İYİ Parti Grup Başkanvekili Erhan Usta, Merkez Bankası'nın politika faizini yüzde 15'e yükseltmesine ilişkin, "Eylül 2021 itibariyle bütçenin önümüzdeki dönemde ödeyeceği faiz yükü 723 milyar liraydı. Bu faiz düşüşünün başlatılması süreciyle ekonomide meydana gelen bu sıkıntılardan sonra faiz yükü 2 trilyon 894 milyar liraya çıktı. Dört katına çıktı, milletimiz fakirleşti. Geldiğimiz noktada 'biz bu işi niye yaptık' diyoruz. Yeniden faiz artıracaktık -hatta 15'ten çok daha üzerine bu faizler gidecek- o zaman 'bu inadı niye yaptı, bu cehalet niye Türkiye'ye hakim oldu' diye insan sormadan edemiyor" değerlendirmesini yaptı.
İYİ Parti Grup Başkanvekili Erhan Usta bugün TBMM Genel Kurulu'nda Merkez Bankası'nın politika faizini 650 baz puan artırarak yüzde 15'e yükseltmesini değerlendirdi. Usta, faiz artırımıyla ilgili şunları söyledi:
"FAİZ ARTIRMA SÜRECİNİN ÖNÜMÜZDEKİ AYLARDA DEVAM EDECEĞİNİ ÇOK NET BİR ŞEKİLDE GÖRÜYORUZ"
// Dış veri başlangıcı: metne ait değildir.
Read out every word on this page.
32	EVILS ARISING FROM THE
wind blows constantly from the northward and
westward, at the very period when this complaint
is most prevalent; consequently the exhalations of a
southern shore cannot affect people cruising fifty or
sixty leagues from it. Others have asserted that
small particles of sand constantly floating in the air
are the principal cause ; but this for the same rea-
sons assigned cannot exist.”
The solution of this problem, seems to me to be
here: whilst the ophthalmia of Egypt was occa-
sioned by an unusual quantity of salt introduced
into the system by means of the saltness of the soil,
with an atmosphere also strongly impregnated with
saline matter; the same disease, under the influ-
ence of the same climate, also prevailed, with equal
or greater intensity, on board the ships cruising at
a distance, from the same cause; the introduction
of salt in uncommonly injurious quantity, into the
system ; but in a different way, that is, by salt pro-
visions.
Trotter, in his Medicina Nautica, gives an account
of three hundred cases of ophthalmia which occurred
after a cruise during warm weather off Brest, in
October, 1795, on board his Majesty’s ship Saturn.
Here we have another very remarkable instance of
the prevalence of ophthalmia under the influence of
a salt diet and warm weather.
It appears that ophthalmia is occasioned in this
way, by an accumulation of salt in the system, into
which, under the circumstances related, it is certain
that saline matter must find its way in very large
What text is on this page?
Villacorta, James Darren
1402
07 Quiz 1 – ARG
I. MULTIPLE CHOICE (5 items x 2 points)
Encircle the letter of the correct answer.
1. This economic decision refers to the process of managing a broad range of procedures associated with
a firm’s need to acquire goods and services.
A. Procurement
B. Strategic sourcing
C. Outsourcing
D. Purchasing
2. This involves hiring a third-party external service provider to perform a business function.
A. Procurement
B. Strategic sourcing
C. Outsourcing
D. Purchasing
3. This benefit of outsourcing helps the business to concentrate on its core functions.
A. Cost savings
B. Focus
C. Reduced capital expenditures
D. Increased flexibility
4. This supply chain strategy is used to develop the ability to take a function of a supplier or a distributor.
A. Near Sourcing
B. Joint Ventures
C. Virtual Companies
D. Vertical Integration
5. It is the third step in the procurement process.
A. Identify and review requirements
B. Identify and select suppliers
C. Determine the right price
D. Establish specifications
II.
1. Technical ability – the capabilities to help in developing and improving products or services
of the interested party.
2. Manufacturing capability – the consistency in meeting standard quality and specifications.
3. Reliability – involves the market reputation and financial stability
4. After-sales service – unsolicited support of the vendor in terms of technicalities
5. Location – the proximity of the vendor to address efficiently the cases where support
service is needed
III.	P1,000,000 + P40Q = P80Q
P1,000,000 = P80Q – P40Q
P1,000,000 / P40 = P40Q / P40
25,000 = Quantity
"Para Politikası Kurulu politika faizini açıkladı. Politika faizi 650 baz puan arttırılarak yüzde 15'e yükseltildi. Beklentilerin altında bir faiz artışıydı bu. Merkez Bankası'nın açıklamasına baktığımızda bu parasal sıkılaştırmanın yani faiz artırma sürecinin önümüzdeki aylarda devam edeceğini çok net bir şekilde görüyoruz. İnsan geriye gitme ihtiyacı hissediyor. Hatırlayalım Mart 2021'de dönemin Merkez Bankası Başkanı ve Para Politikası Kurulu politika faizini yüzde 19'a çıkartmıştı ve Sayın Cumhurbaşkanı buna şiddetli bir eleştiri getirip hemen 2 gün sonra da Merkez Bankası Başkanı'nı ve sonrasında Para Politikası Kurulu üyelerinin bir kısmını görevden aldı.
Eylül 2021'den itibaren ekonomik temelleri hazırlanmadan faiz indirim süreci başlatıldı faizler en son geldiğimiz noktada yüzde 8,5'a kadar çekildi. Ekonomik temellerinin hazırlanmadan bunun yapılması Türkiye ekonomisini içinden çıkılmaz bir hale getirdi. Dolar kuru patladı, dolara bağlı olarak yüksek bir enflasyon yüzde 85'lere çıkan bir enflasyonu Türkiye yaşadı. Bununla birlikte politika faizi düşürüldü ama piyasadaki bütün faiz oranları arttı. Faiz düşüşünün herhangi bir olumlu etkisi olmadı. Bankalara etkisi oldu çünkü onlar yüzde 8,5'tan fonlandı ve yandaşlara etkisi oldu. Onlar düşük faizden kamu bankalarından veya Merkez Bankası'ndan kredi alabilenler kredileri aldılar. Ama bunun dışında ekonomiye hiçbir faydası olmadı.
"BU İNADI NİYE YAPTI, BU CEHALET NİYE TÜRKİYE'YE HAKİM OLDU DİYE İNSAN SORMADAN EDEMİYOR"
Yüksek enflasyon, yüksek cari açık, yüksek bütçe açığı olarak ekonomik temelleri hazırlanmadan yapılan bu faiz düşüşü bize yansıdı. Türkiye büyük bir barınma krizine girdi. Konut fiyatları patladı ve ciddi bir yoksullaşma oluştu. Kur korumalı mevduattan ne kadar bir mali yüke katlandığımızı hiçbirimiz bilmiyoruz ancak bildiğimiz bir şey var ki; Eylül 2021 itibariyle bütçenin önümüzdeki dönemde ödeyeceği faiz yükü 723 milyar liraydı. Bu faiz düşüşünün başlatılması süreciyle ekonomide meydana gelen bu sıkıntılardan sonra 723 milyar lira olan faiz yükü 2 trilyon 894 milyar liraya çıktı. Dört katına çıktı, milletimiz fakirleşti.
Geldiğimiz noktada 'biz bu işi niye yaptık' diyoruz. Yeniden faiz artıracaktık -hatta 15'ten çok daha üzerine bu faizler gidecek- o zaman 'bu inadı niye yaptı, bu cehalet niye Türkiye'ye hakim oldu' diye insan sormadan edemiyor."